然後根本沒有看跟她旁邊一直低着頭,將頭埋在雙手間抽菸的風冿揚,沒有看一眼,也沒有說一句話
全然的忽略了旁邊的他,牽着女兒就走了…
她沒有理風冿揚,而風冿揚也沒有擡頭看她…
因爲對他而言,依然是一種痛,他提不起勇氣,讓自己的心再一陣陣發疼,其實,從她出去那刻,她臉上的緊張,他幾乎都預感到大概是什麼事情了。
男人的心也是很敏感的,敏感和脆弱…
傭人拿來洗浴用的浴巾,而終於直到浴室傳來那嘩嘩的水流的聲音,和母女在浴室歡笑的聲音,男人才擡起頭來。
擡起來的眼眸,深邃如墨,幽黯如晦,蘊含着一抹濃濃的憂傷和躊躇。
首先是給寶珠洗澡,哄寶珠睡覺,因爲明天星期一,寶珠要上學,現在是幼兒園大班。
而沙拉,被冉母抱出去,給冉父送飯了。
寶珠睡的房間在樓下,而冉依顏和風冿揚肯定是睡冉依顏現在的臥室。
在寶珠洗了澡之後,她也洗了澡,然後換上浴袍,上樓整理牀上的枕芯被套…
暈黃的燈光,房間裡白色的暗花雙層的豪華窗簾,然後衣櫃,梳妝檯,書桌,一應俱全——
冉依顏整理着牀上的東西,穿着粉紅的絲質浴袍,粟紅色的捲髮,柔軟的披在肩上。
白皙的小臉在暈黃的檯燈下更添絲絲的朦朧美感。
風冿揚就站在門口,一個人沉默着在那裡站了很久,最終才走進去…
她俯身,他站在她面前,然後,他能看見她低垂那一排淺淺的羽睫疏影…然後那眼底的黯然…
她臉色沉鬱,而他,同樣渾身疲倦
但是想了想,他還是調整了自己的情緒走過去,面上是強堆積出來的笑容。
“吃飯了麼,要不要我幫你——”他說的幫,自然是幫她弄被子…
而他問她吃飯,主要還是因爲擔心她的身子。
本來低着頭的冉依顏就擡頭看他一眼,眼眸凝視片刻,淡漠的一眼,然後收回來。
“不想吃——”她淡淡的說了這三個字,然後再不說什麼
“我去給你熱飯好不好,其實我真的關心你——”男人在旁邊耐心的解釋。
但是隨即,女人陡然間拔高了聲音:“誰要你關心了,風冿揚,你捫心自問,你從頭至尾,知道我在想什麼麼,知道我究竟想要什麼麼,爲什麼你總是將你那自己理解的一套愛和關心,強加到別人身上呢——”
然後,女人,似乎那滿滿的厭惡的眼神,狠狠的瞪他…
其實,也不主要是對他,這樣傷他,而是,她心裡也很煩,剛纔跟蘇煜憲道別,說的話,讓她的心很沉重。她也知道,這段時間,他真的改了很多…。

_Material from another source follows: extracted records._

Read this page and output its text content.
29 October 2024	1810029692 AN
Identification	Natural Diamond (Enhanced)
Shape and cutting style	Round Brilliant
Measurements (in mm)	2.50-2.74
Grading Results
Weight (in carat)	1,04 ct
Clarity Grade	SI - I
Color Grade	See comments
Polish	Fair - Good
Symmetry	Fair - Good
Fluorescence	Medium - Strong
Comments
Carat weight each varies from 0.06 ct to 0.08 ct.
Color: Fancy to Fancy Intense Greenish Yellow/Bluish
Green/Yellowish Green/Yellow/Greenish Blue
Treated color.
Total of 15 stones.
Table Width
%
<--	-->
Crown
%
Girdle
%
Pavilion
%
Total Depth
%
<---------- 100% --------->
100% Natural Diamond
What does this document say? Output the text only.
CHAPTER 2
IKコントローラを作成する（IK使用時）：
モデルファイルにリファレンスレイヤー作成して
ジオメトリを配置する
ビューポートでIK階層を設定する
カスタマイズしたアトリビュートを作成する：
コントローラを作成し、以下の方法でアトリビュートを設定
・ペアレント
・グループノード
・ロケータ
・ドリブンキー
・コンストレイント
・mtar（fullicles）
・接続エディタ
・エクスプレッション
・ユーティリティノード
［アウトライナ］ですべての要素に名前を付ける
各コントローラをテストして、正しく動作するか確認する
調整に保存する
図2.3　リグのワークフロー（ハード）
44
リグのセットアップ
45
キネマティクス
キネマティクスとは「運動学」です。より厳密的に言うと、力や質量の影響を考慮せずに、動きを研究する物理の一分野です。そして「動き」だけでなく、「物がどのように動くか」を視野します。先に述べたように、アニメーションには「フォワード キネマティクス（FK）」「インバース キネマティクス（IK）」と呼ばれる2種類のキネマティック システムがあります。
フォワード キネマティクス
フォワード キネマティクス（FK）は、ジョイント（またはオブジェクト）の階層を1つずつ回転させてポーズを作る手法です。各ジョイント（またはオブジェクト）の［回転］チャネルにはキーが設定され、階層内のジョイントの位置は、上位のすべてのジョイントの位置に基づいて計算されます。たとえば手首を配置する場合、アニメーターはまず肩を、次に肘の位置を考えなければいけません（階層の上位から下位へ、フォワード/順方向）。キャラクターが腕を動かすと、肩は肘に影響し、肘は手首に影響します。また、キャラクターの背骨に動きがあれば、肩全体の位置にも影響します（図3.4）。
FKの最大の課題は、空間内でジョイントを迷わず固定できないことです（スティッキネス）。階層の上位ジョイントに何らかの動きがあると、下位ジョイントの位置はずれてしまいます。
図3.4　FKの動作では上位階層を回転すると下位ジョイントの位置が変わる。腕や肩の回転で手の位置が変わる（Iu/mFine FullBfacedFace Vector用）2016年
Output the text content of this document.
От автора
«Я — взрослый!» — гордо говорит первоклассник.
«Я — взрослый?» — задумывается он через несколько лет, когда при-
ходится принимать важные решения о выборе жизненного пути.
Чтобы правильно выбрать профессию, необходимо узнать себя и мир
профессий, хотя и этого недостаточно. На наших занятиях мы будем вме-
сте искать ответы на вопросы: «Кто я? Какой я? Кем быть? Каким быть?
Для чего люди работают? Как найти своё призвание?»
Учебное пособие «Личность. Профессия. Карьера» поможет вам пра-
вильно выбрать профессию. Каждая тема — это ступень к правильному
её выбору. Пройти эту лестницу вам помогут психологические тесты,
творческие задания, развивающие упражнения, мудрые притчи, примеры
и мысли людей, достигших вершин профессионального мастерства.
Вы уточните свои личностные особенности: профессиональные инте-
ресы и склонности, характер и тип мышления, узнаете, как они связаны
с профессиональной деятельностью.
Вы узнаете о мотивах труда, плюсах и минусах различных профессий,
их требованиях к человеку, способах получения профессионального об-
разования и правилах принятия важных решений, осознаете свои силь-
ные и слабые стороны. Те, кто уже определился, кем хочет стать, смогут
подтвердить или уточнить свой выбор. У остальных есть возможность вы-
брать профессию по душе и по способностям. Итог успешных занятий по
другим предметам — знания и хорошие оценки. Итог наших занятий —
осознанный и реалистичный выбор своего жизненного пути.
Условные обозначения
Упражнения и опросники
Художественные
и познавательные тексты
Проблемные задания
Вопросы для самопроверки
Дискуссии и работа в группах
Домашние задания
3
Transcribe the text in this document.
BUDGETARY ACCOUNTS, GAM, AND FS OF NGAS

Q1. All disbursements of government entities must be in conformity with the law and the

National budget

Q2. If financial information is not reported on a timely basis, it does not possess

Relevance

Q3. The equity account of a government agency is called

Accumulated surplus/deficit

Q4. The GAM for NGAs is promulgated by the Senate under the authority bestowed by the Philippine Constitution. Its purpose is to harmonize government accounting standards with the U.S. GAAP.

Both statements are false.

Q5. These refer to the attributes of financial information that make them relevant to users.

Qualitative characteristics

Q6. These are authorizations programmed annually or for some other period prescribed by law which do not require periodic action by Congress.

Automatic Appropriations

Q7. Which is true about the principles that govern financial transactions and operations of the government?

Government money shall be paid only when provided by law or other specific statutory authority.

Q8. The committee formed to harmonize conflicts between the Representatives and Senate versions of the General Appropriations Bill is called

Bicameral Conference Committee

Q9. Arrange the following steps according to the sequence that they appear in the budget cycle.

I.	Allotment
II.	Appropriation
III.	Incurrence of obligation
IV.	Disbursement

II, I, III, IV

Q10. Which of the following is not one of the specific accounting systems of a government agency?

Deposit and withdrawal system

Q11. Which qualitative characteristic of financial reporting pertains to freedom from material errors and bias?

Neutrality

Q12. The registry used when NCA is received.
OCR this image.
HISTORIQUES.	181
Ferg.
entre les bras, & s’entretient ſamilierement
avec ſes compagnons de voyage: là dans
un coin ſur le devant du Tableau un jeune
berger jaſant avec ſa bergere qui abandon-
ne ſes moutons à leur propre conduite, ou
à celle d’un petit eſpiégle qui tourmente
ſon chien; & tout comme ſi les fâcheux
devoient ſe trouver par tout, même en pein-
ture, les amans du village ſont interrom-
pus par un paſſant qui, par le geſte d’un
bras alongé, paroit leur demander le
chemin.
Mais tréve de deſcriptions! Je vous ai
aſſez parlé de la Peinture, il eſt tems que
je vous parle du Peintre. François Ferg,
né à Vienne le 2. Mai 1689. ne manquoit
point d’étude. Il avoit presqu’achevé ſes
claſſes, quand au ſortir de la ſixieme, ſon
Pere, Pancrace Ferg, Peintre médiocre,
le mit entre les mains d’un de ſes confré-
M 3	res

“你真的是準備要放棄我,放棄這個家了麼——”男人有些乾裂的脣啓開,那黑色的眸子帶着一些黯然。帶着一些似陰鬱也似苦澀的笑意
彷彿很矛盾的兩種氣質相交,既疏離又靠近,既淡漠卻依然能看到他眼眸裡那種沉鬱的對她的關注。
“我放你走——”他想了半天,最終站在門前,喉結動了動,彷彿很困難纔講出這幾個字。
最終,開口的開頭,卻是這樣。他低頭進去,一語未了,那俊臉上,有濃濃的黯然,輕聲。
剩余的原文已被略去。